Why does the child process behave differently when exec is supplied an invalid command?

Question

        pid_t pid;
        pid = fork(); //Two processes are made
        const char* ptr = secondlinecopy;
        if (pid > 0 && runBGflag==0) //Parent process. Waits for child termination and prints exit status
        {
            int status;
            if (waitpid(pid, &status, 0) == pid && WIFEXITED(status))
            {
                printf("Exitstatus [");
                for (int i = 0; i < noOfTokens; i++)
                {
                    printf("%s ", commands[i]);
                }
                printf("\b] = %d\n", WEXITSTATUS(status));
            }
        }
        else if (pid == 0)  //Child process. Executes commands and prints error if something unexpected happened
        {
             printf("why does this only print when an invalid command is supplied?");
             if (runBGflag==1) insertElement(getpid(),ptr);
             execvp(commands[0], commands);
             printf ("exec: %s\n", strerror(errno));
             exit(1);
        }

In the code excerpt we see a process creation via fork(). When execvp is supplied a real command, such as "ls" for example, we get the output.

/home/kali/CLionProjects/clash/cmake-build-debug: ls
clash      CMakeCache.txt  cmake_install.cmake  Testing
clash.cbp  CMakeFiles      Makefile
Exitstatus [ls] = 0

However, if we supply an invalid command, the output will be:

/home/kali/CLionProjects/clash/cmake-build-debug: sd
why does this only print when an invalid command is supplied?exec: No such file or directory
Exitstatus [sd] = 1

Why is that the case? Shouldnt the process always call printf("Why does ...") first and then run exec?

Answer 1

Why is that the case? Shouldnt the process always call printf("Why does ...") first and then run exec?

Yes, it should, and you've not presented any reason to think that it doesn't.

printf directs output to the standard output stream, and that defaults to being line buffered when it is connected to an interactive device, or to being block buffered otherwise. When execvp() succeeds, it replaces the whole program image with that of a new program, including the contents of any I/O buffers. Any data that have been buffered but not flushed to the underlying device are lost.

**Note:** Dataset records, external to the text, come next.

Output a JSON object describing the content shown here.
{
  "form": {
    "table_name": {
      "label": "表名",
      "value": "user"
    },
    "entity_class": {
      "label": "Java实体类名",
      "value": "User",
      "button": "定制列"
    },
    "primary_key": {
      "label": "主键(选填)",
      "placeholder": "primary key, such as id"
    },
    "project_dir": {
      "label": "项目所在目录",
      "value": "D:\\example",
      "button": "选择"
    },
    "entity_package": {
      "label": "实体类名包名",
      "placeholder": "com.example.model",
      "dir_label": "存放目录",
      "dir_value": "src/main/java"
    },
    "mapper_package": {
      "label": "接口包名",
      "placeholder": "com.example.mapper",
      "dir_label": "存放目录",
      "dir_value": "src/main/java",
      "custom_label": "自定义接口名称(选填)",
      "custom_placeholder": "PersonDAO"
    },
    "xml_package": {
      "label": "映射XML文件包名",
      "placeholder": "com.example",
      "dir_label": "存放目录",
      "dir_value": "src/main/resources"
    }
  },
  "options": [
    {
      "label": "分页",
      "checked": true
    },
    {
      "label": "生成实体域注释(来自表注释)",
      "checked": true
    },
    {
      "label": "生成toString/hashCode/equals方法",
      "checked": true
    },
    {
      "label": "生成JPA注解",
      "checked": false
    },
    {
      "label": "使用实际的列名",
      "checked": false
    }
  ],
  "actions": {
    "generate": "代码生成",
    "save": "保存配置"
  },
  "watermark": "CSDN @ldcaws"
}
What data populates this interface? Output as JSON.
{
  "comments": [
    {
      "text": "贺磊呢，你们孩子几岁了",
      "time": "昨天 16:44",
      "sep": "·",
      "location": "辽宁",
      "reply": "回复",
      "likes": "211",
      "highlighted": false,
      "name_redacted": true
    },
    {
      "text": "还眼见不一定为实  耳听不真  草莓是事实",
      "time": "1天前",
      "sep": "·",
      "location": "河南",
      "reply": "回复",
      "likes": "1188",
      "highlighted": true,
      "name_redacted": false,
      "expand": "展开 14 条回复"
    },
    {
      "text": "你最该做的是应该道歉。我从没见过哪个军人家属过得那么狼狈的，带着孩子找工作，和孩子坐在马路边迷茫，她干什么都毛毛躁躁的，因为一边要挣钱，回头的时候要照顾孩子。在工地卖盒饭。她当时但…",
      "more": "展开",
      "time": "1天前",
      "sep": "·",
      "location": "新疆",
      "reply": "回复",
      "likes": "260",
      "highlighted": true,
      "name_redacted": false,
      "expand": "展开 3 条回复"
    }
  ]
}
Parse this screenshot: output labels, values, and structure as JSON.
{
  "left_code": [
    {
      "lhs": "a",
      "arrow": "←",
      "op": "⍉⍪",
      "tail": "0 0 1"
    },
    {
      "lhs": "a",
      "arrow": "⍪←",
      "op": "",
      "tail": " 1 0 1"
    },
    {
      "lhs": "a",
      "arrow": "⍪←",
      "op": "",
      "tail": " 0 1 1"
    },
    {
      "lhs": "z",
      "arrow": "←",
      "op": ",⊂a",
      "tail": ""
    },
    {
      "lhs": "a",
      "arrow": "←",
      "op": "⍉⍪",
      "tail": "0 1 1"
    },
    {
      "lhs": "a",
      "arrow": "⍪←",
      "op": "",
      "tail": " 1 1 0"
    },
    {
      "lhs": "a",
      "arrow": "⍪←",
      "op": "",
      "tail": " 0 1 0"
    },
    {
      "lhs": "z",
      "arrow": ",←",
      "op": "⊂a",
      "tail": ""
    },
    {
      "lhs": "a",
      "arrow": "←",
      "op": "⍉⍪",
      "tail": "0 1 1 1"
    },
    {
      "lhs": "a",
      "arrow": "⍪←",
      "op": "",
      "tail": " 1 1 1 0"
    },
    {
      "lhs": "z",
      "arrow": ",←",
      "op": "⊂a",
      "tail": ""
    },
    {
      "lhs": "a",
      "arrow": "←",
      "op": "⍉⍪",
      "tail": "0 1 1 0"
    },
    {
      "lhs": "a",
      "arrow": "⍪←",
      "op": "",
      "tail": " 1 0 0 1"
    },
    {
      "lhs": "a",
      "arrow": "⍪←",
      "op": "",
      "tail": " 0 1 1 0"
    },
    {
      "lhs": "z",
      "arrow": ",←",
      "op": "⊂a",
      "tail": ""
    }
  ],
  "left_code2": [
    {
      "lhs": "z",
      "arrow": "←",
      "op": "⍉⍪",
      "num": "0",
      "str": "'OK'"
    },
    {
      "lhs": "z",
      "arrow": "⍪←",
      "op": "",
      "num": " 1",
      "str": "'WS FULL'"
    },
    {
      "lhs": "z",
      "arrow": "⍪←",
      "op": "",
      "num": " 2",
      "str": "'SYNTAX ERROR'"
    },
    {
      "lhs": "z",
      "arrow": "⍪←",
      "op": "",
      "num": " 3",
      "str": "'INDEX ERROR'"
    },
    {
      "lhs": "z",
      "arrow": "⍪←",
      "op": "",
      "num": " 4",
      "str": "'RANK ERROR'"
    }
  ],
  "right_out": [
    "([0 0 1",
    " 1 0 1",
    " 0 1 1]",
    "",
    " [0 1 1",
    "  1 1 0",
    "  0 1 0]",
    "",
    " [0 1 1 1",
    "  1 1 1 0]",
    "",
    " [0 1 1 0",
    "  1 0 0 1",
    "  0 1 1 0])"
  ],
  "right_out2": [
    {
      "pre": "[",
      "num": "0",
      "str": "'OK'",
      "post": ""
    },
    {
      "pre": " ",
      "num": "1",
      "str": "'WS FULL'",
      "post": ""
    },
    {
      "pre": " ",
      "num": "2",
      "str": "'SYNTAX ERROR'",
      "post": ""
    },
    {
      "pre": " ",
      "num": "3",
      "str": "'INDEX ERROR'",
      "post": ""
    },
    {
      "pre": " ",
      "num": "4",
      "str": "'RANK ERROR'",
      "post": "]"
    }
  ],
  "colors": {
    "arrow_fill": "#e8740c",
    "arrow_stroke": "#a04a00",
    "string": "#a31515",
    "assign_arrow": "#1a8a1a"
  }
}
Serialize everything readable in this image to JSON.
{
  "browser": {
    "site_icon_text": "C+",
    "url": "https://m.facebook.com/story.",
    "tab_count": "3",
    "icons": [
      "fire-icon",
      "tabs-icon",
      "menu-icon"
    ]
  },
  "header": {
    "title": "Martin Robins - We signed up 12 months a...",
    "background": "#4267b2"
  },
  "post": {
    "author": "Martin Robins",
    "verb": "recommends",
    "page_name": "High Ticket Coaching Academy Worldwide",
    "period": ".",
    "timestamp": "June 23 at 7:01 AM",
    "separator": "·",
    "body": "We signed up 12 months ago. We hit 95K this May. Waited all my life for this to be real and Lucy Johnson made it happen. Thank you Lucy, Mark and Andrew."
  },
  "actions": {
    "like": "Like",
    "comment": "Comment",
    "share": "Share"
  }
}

When execvp() fails and the program thereafter terminates normally (regardless of its exit status) all then-buffered buffered data is automatically flushed to the relevant output device.

You would see different behavior if you appended a newline to the message you are printing, or if you called fflush(stdout) between the printf and execvp calls, or if you printed to stderr instead of to stdout, or if you turned off buffering of stdout.

Answer 2

Why is that the case? Shouldnt the process always call printf("Why does ...") first and then run exec?

Let's say it works like this:

printf(...) --> internal buffer --(fflush? newline? max_buffer_size?)--> output

Usually stdout is line buffered and your printf has no newline. The data to-be-printed are stored inside some internal buffer. When exec-ing the stdout is not fflushed and the parent process is replaced by child process as it is as a whole - so all the data stored in parent process, including some internal stdout state, are removed. When exec fails, stdout is flushed when you printf(...\n" (or after calling exit() when stdout is block buffered) and the data show up. Research: studio buffering modes and setvbuf() function.